Ethereum transaction fees hit a 7-year low, ETH outperforming Bitcoin: Key data indicates the rally is still sustainable

ETH-0,64%
BTC-1,44%

The Federal Reserve cut interest rates by 25 basis points as expected, and the market responded swiftly, with Ethereum emerging as the biggest winner. Although Bitcoin has been range-bound around $92,000, ETH managed to hold above $3,300, maintaining its pre-meeting gains and highlighting its sensitivity to liquidity cycles. This rally is not driven by leverage but by a structural revaluation fueled by spot demand. Data from CryptoQuant shows that despite ETH’s price rise, derivatives market funding rates remain low, indicating that there is no typical high-leverage bubble accompanying the rally.

On-chain data also supports this trend. According to Santiment, in the three weeks before the Fed meeting, “whales” and “sharks” collectively accumulated about 1 million ETH, worth over $3.1 billion. This suggests that institutions are betting early on for the Fed to continue its easing cycle rather than aggressive tightening. Meanwhile, approximately $66.5 billion in stablecoin reserves on exchanges provide strong potential buying pressure for the rally.

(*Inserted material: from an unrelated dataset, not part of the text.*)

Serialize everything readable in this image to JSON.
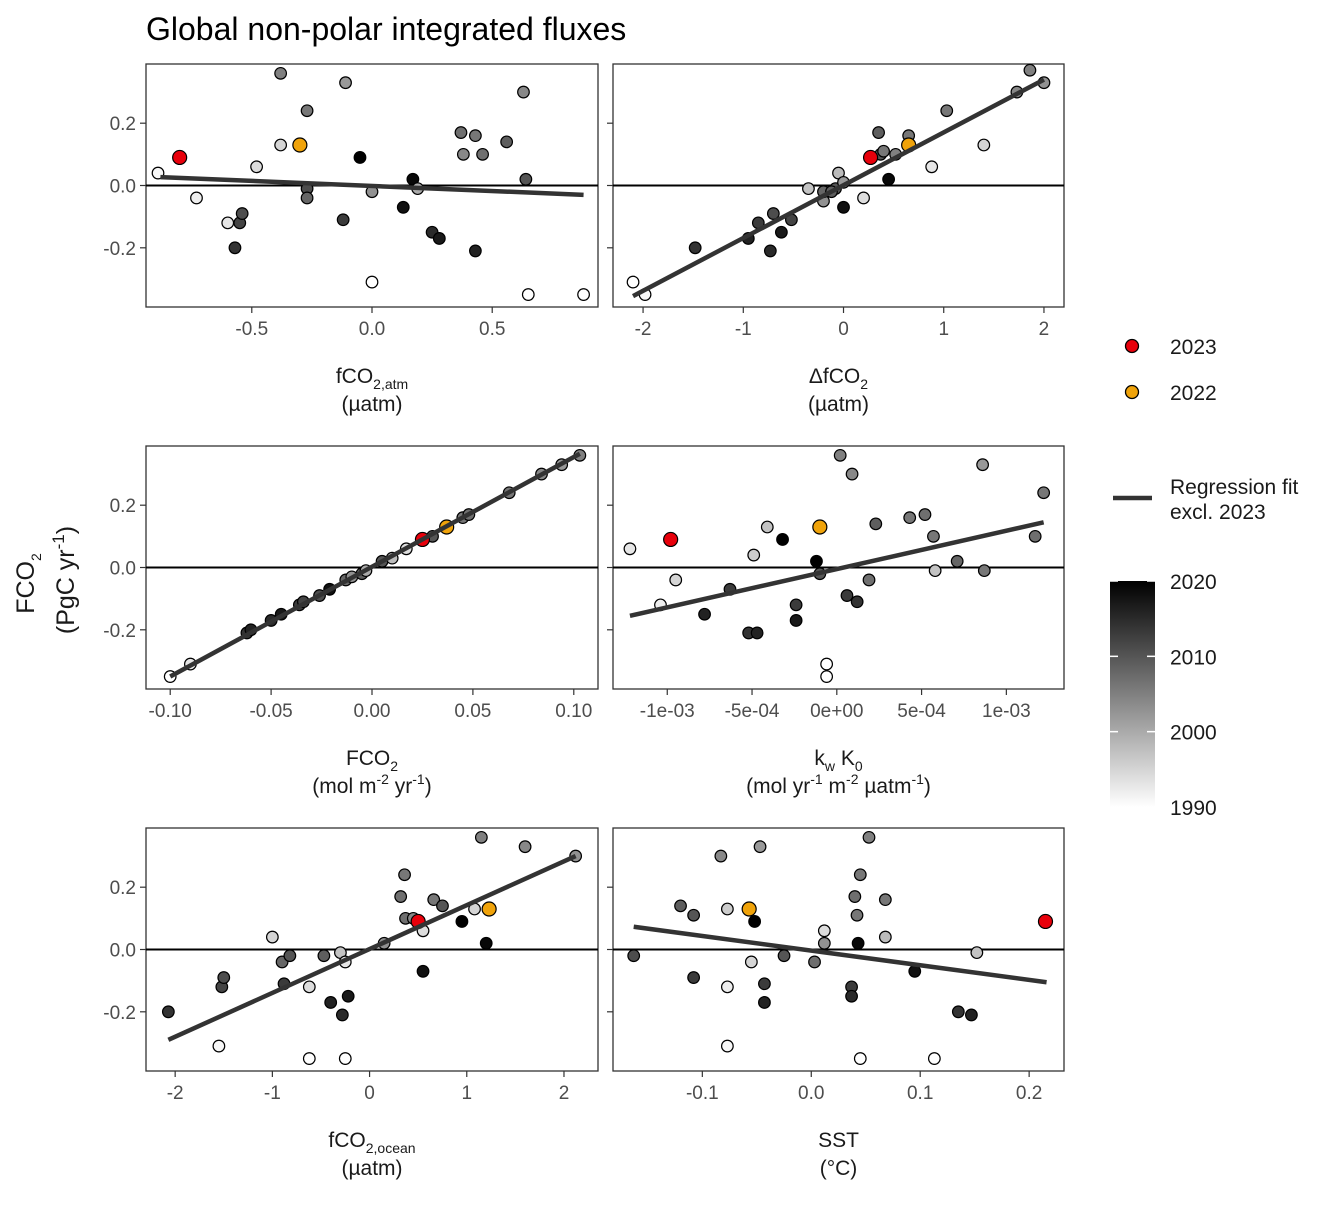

However, Ethereum’s fundamentals are also undergoing structural changes. After the Dencun upgrade, Layer-2 solutions have absorbed 94% of network transactions, significantly reducing mainnet revenue. Glassnode data shows that the 90-day average of Ethereum’s on-chain transaction fees has fallen below 300 ETH per day, the lowest since 2017. This indicates that ETH’s deflationary logic has weakened in the short term. Nonetheless, the market no longer views ETH as a “yield asset” but as a “tech stock-like asset” with high growth potential in a low-interest-rate environment.

Institutional movements further reinforce this structural confidence. Tom Lee’s bullish Bitcoin firm, BitMine Immersion Technologies, increased its ETH holdings by approximately 138,452 ETH last week, bringing its total to 3.86 million ETH worth $12 billion. Additionally, a spot Ethereum ETF recorded a net inflow of $177 million on December 9, further absorbing market supply.

From a macro perspective, the most critical signal from this meeting is the Fed’s outlook for a prolonged easing path through 2026—interest rates are expected to decline continuously over the next 18 months, which benefits high-duration assets like ETH. The ETH/BTC ratio has already rebounded to 0.036, indicating that market funds are beginning to reprice Ethereum’s growth potential.

Overall, Ethereum is experiencing multiple positive factors: transaction fees at seven-year lows, continuous institutional accumulation, strong spot demand, and a more favorable macro policy outlook. Although declining L1 revenue presents long-term challenges, the current market clearly signals a return to risk appetite, with ETH becoming the core asset in this rotation.